Incidence of ischaemic heart disease, symptomatic rib fracture, and symptomatic lung fibrosis according to fractionation schedule
There were 26 patients (1·2%) with contralateral breast cancer (13 after 50 Gy [1·7%], five after 41·6 Gy [0·7%], eight after 39 Gy [1·1%]), and 44 patients (2·0%) had other second primary cancers (15 after 50 Gy [0·7%], ten after 41·6 Gy [0·4%], 19 after 39 Gy [0·8%]), the most frequent being lung (six), ovarian (six), renal (four), and colorectal (four). The remaining 24 incidences of second primary cancers consisted of one or two cases of several different types.

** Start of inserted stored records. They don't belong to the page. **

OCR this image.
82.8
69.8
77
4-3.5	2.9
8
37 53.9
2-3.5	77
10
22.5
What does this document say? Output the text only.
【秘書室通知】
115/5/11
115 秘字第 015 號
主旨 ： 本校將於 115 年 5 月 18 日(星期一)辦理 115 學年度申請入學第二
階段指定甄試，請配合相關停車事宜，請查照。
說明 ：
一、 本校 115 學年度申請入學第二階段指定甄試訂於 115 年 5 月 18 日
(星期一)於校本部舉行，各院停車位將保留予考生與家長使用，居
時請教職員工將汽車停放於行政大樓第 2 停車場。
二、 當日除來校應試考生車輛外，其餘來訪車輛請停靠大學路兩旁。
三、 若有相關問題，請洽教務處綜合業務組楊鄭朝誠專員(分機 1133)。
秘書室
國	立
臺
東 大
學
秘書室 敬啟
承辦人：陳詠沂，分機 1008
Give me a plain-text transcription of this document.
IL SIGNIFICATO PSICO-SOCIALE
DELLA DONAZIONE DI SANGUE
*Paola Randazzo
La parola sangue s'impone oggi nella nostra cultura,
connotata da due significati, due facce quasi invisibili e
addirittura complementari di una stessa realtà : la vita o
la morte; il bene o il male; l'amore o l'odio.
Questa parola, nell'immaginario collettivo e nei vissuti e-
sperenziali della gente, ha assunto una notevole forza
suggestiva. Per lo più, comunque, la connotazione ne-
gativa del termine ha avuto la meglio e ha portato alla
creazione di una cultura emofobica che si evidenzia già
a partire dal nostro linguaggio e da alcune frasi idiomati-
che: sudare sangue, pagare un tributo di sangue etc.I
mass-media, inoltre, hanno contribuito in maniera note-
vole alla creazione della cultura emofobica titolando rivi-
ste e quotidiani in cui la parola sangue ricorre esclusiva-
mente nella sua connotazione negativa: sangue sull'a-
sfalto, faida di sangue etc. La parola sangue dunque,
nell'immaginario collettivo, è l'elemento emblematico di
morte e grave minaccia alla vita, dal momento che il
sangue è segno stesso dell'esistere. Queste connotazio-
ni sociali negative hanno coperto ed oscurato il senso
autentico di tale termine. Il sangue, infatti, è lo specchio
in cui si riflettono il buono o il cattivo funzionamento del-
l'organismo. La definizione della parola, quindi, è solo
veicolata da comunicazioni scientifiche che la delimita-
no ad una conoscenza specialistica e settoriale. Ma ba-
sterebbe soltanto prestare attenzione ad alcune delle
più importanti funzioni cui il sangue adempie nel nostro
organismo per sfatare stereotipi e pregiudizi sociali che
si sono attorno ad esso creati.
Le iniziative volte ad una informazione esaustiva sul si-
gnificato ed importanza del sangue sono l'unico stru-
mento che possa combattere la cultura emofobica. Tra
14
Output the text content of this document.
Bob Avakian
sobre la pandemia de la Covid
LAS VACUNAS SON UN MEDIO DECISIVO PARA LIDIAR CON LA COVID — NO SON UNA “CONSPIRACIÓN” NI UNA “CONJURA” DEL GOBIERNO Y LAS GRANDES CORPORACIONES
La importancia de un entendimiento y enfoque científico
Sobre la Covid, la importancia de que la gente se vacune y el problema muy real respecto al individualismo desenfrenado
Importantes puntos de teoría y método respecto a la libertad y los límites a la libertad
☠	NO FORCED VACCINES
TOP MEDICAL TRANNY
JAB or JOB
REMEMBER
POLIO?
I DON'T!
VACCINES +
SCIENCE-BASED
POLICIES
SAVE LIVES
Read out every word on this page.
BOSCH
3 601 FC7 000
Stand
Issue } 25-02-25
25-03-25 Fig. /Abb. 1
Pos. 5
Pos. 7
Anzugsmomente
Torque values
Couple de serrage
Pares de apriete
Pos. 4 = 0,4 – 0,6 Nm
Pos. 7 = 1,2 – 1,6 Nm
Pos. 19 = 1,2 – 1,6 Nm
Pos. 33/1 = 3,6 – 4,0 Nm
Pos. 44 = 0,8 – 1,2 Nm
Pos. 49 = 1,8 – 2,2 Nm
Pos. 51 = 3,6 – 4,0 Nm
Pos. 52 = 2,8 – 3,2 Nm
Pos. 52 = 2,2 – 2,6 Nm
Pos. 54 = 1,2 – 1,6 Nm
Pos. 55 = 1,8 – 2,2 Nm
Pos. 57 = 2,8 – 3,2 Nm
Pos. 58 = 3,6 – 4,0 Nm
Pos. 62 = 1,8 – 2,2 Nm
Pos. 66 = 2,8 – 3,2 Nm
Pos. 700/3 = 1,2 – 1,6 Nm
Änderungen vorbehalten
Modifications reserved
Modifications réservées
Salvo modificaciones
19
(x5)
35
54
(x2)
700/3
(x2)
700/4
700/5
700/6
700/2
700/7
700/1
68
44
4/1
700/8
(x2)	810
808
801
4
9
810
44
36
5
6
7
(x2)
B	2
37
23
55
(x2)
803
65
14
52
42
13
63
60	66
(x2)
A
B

When all patients in the RMH/GOC trial (1410 patients) and START Trial A (2236) were included in a meta-analysis, the unadjusted estimate of the α/β value for local-regional relapse was 4·1 Gy (95% CI 0·9–7·4). Adjusting for known prognostic factors (age, chemotherapy, tamoxifen, lymphatic radiotherapy, type of primary surgery, boost, and pathological tumour size) gave an adjusted α/β value for local-regional relapse of 4·6 Gy (95% CI 1·1–8·1). Including all the 1202 RMH/GOC trial and 1055 START Trial A patients with available photographic assessment data in a meta-analysis, the unadjusted estimate of the α/β value for any change in breast appearance was 3·6 Gy (95% CI 2·4–4·9). Adjusting for age, chemotherapy, tamoxifen, breast size, and surgical deficit gave an adjusted α/β value of 3·4 Gy (95% CI 2·3–4·5).